As best she might she hid herself in a wood called Binsey
Three winters in a cave she lived, where no one could her see.

A maiden who for seven years nothing could see
Came to her within the wood, and fell down upon her knee:
Her eyes the holy maiden washed with water in her hands
And as whole as any fish the maid again did stand.

[apparently 'as healthy as a fish' was a genuine Middle English saying.  That seems impossibly ridiculous, but it is true, and google suggests it exists in other languages today...]

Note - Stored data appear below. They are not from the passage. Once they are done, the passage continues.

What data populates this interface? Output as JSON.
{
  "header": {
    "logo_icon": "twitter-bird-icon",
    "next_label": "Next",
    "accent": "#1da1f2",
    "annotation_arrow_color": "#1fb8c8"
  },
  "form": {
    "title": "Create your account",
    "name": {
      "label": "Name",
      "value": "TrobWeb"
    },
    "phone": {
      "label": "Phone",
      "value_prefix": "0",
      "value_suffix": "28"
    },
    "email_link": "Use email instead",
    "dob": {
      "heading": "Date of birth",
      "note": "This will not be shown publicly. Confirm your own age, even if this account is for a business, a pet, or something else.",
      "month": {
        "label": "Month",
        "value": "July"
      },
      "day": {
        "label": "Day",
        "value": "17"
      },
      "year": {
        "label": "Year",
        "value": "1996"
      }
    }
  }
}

The king then came to Oxford, furious, almost mad,
And planned to do to the maiden something very bad.
As soon as he came to the city, he thought that he would fight
And seize this maiden Frideswide by strength, against the right.
He asked where she had gone, and was told that she had fled:
That she in the wood of Binsey had in secret hid.
The king rode towards the wood with hawks and hunting-hounds,
To seek the holy maid and get her in his hands.
When the maiden heard this, she soon began to flee
To Oxford very secretly, where no one could her see;
But as she fled they spotted her, and pursued her very fast;
After her they all galloped, the king was not the last.
The maiden escaped into the town, by God's grace.
The king's horse stumbled outside the gate in a level place
And fell, and broke the king's neck; and that was all he won!
Then none of his men dared within the city come.
The maiden remained within in peace, protected from her foe;
Glad was anyone who could speak with her or to her go.
Of her holy life they all spoke, far and near,
Throughout all England was no one thought her peer.

A very great wonder happened another day,
To a fisherman who, with his friends, in a boat sleeping lay.
He began to rave when he awoke from sleep,
And there among his companions he madly began to leap,
So that he seized one of his friends and suddenly him slew,
And when he had killed him, with his teeth he began to chew.
All those who could reach him, on him they set their hands,
And barely, with much labour, they got him tied and bound.
All their thought was to take the man to that holy maid
That she might cure the man possessed, if she for him prayed.
The maid marked the cross on the top of his head;
The bound body fell down, as if it were dead.
The maid had him unbound at once, in every wise,
And bid him, in God's name, whole and sound to rise.
Whole and sound the man arose and praised God in heaven
And the maid who released him from that wicked devil.

As she walked one day in the town, a leper she did meet;
At her feet the leper fell, and humbly did her greet.
He prayed to the lady, that her kiss might him heal;
She kissed him, and he was cured, just as God willed.
During her life it was well-known, the miracles she did,
And also after her death; they ought not to be hid!
She left this world on the morn that followed St Luke's day,
May God bring us to the bliss he prepared for that maid!  Amen.